しかし、私は本当に副作用がないなぁ、と思う。
昨日、薬剤師さんがいつもの人から代わっていたのだが、「前回はどうでしたか?」と聞かれて、「いや、特に何もなかったです」と言うと、「え!結構クール重ねてますよね?吐き気は?痺れは?」など、驚いて尋ねてきた。私がすべてほとんどないと言うと、拍子抜けした感じだった。そして、その感じにハッとして「ないほうがいいんですけどね」と慌てて付け足した。

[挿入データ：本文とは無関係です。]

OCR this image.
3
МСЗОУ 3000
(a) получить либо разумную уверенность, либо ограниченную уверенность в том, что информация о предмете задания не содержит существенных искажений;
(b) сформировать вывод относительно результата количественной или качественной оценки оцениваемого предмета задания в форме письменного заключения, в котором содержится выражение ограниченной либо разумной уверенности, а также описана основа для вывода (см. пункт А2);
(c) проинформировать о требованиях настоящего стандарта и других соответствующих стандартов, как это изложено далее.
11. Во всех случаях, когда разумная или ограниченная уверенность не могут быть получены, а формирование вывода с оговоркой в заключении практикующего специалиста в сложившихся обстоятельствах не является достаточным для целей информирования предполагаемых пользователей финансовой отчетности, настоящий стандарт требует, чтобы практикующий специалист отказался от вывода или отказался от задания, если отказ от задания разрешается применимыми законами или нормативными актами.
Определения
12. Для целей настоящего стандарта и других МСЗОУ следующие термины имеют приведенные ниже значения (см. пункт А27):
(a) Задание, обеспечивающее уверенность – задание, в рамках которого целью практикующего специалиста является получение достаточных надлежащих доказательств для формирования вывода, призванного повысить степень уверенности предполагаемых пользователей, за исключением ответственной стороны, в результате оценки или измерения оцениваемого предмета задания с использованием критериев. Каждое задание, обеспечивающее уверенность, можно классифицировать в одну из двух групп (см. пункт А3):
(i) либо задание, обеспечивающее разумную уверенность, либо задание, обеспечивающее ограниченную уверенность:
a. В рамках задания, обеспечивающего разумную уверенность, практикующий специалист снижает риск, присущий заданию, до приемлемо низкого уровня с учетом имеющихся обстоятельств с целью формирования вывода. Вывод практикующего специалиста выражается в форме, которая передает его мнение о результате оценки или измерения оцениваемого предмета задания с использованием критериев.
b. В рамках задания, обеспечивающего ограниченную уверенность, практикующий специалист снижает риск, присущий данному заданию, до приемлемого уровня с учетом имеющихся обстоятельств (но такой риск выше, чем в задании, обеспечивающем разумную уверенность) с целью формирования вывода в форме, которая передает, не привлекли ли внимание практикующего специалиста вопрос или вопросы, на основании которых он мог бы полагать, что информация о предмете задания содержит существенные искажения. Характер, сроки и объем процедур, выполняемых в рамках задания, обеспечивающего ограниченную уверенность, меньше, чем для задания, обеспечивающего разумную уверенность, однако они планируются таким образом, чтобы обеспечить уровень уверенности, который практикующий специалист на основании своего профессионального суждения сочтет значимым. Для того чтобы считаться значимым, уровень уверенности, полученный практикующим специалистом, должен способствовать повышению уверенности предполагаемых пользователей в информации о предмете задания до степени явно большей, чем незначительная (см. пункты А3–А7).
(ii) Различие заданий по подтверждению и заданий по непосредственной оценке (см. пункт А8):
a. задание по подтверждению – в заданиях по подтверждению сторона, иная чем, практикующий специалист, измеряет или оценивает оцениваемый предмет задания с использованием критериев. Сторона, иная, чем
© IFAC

本当は、「回数を重ねるごとに、むしろ副作用は楽になってます」と言いたかったが、あまり言うと嘘だと思われそうなので言わなかった。

とはいえ、油断は禁物。
カルボプラチンのアレルギー反応は本当に危ないので気を付けなければ。

さて、今日もがんばろう!
たかが5~6時間の点滴だ。
面会禁止で母も姉も来ないのは初めて。夕方まで長く感じるかな。
窓の外を見ながら、ゆったり、のんびり過ごしてみよう。